Flaco y alto, para empezar, y blanco como la leche, para continuar, no era un negrito chavi’í, por lo que de movida se descuenta que transitaba tranquilo con la aprobación de Henrrieta, que además era su madre y lo dejaba jugar en el patio con su fusil (de repetición, ametralladora). La verdad es que el fusil era un palo de escoba sin escobilla, tan, tan gastado ya, que era extremadamente suave, de un tono tirando al rosado, por lo que deduzco que en su principio (en los albores de algún tiempo), habrá sido de esos pintados en tirabuzones rojos y naranjas.
Zurco era el hermano de Magy, y se llevaban poco tiempo entre los dos, así que calculá su edad para andar jugando con el palo ese. Claro que no se ponía a correr con el fusil, ni se escondía detrás de los aguacates o de los mangos, ni hacía trincheras, no. De repente se paraba, posicionaba el fusil al pecho, apuntaba y comenzaba a disparar. Reproducía con su boca una especie de metralla, y parecía que incontables enemigos iban cayendo ante el fuego durante segundos de masacre. Una vez acabado el exterminio bajaba el palo, el fusil, digo, y se perdía.
Como Zurco gozaba de esa característica que tienen los notables, es decir, era un auténtico distraído, no faltaban veces en las que el palo desaparecía y justo cuando él quería disparar. No era raro entonces, se comprenderá, escuchar que Henrrieta verbalizara un “ayudale a encontrar su palo a tu tío”, mientras Zurco, ya correctamente posicionado frente al inminente ataque clamaba el “¡tráiganme mi palo!”. Yo no me hacía problema con el tema de encontrar el palo, porque en el fondo también quería que todos esos invasores caigan antes que crucen el territorio, o algo así. Aparte que después venía el festejo.

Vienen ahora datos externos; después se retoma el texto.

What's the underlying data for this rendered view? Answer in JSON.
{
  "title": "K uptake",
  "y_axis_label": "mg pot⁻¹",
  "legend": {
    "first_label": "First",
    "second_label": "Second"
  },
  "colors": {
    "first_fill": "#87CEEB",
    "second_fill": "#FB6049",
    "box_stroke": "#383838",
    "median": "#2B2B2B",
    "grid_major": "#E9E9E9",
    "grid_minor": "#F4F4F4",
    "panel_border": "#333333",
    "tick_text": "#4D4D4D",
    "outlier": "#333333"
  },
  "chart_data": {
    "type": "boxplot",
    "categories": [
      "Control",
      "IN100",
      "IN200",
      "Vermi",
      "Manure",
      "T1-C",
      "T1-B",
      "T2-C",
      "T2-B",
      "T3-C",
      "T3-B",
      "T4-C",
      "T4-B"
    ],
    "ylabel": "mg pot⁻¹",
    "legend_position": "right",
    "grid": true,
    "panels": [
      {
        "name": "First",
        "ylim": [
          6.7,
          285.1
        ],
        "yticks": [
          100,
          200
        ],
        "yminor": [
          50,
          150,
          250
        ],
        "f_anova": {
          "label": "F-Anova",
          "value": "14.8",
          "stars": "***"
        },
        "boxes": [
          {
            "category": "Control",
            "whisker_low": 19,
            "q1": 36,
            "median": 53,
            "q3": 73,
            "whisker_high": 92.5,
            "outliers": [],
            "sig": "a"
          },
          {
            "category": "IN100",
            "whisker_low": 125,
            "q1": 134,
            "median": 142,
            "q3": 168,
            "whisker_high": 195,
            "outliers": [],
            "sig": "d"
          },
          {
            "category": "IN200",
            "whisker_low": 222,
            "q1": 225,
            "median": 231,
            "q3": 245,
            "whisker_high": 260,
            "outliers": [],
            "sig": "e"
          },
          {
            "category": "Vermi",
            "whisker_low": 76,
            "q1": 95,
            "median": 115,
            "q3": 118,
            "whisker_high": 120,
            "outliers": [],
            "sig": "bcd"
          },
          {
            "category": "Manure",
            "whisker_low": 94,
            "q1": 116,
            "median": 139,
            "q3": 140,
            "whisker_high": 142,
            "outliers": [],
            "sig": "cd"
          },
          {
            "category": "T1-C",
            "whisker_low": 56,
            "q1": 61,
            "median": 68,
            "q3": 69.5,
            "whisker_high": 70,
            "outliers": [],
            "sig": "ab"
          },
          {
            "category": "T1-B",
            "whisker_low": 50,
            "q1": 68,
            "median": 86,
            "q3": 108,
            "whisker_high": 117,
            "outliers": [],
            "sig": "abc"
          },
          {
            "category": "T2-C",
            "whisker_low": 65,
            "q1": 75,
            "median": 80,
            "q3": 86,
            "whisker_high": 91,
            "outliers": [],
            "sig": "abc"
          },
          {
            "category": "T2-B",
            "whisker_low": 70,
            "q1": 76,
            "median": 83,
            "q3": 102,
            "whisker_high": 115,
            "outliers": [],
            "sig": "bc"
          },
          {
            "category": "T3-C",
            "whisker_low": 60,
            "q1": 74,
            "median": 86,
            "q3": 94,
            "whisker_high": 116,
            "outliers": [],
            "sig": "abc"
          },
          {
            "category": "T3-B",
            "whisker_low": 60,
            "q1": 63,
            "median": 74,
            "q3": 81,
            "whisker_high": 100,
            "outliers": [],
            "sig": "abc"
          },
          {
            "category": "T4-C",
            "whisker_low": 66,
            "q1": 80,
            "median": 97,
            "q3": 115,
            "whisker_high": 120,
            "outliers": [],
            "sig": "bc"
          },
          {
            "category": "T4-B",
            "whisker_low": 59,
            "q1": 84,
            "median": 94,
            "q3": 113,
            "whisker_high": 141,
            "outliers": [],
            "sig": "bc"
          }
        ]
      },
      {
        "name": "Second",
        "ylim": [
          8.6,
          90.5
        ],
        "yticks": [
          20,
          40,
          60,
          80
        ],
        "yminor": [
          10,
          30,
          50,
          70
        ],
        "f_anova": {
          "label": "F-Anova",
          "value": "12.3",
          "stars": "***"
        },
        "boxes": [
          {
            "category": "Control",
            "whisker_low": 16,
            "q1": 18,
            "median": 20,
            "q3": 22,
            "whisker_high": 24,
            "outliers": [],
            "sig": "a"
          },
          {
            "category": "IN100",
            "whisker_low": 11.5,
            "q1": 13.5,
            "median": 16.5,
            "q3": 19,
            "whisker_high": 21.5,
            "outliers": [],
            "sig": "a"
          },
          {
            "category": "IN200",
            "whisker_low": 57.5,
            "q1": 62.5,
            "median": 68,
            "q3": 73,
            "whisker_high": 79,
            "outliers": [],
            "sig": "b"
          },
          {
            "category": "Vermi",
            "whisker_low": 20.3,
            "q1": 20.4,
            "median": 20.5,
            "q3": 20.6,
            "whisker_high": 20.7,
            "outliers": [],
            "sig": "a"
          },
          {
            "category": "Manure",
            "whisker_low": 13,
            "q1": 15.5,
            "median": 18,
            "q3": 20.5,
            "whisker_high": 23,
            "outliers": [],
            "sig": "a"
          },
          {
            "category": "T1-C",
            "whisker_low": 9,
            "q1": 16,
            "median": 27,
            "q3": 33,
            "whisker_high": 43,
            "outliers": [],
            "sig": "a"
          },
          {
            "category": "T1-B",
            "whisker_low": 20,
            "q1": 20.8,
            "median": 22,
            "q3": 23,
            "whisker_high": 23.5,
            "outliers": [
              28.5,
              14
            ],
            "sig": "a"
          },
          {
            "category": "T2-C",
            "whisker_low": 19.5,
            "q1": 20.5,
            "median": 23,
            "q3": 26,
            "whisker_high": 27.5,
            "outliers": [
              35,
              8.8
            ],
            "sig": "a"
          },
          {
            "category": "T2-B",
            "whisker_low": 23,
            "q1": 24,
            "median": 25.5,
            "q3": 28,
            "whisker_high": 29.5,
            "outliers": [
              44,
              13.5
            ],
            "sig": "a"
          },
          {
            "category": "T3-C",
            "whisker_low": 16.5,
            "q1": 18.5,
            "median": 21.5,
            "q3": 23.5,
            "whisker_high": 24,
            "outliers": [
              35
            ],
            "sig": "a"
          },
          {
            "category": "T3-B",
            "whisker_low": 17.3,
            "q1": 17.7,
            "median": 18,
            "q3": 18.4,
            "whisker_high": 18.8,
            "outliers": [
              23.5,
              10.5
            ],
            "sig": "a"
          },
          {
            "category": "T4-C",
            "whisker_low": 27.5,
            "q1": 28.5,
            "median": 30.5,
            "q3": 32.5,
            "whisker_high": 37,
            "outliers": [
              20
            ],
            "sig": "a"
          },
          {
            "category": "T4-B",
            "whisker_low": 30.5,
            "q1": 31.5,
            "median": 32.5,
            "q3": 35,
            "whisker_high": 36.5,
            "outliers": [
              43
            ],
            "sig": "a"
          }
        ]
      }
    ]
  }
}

Había ocasiones en las que los invasores eran o demasiados, o casi inmunes a las metrallas, por lo que las descargas se extendían durante muchos segundos. Una vez liquidados los atacantes, la victoria era celebrada con una especie de rarísimo batir de palmas. O sea, Zurco ponía sus manos como cuando uno dice Amén, pero apuntando para el frente, y separando y entrechocando los dedos de cada palma al tiempo que entonaba una canción en quién sabe qué idioma. Más color le daba al asunto el hecho, para nada excepcional, de que andaba siempre ataviado con una sábana, como los romanos.
Le caía bien, eso se siente, y él a mí. A veces me saludaba diciendo “Salve, guerrero inmarcesible de la estepa oscura”, saludo del que yo sólo entendía guerrero y oscura, pero me sonaba grandote, y me bastaba como para entrar, o hacerme de la idea del mundo que él concebía. Un mundo que incluía una carpeta roja llena de hojas sueltas, garabateadas, y también mecanografiadas, que llevaba al fondo del patio y sobre la que estaba por horas mientras yo jugaba con mis esferas. Cuando una tarde le pregunté de qué se trataba la carpeta me contestó: “son poemas, guerrero”.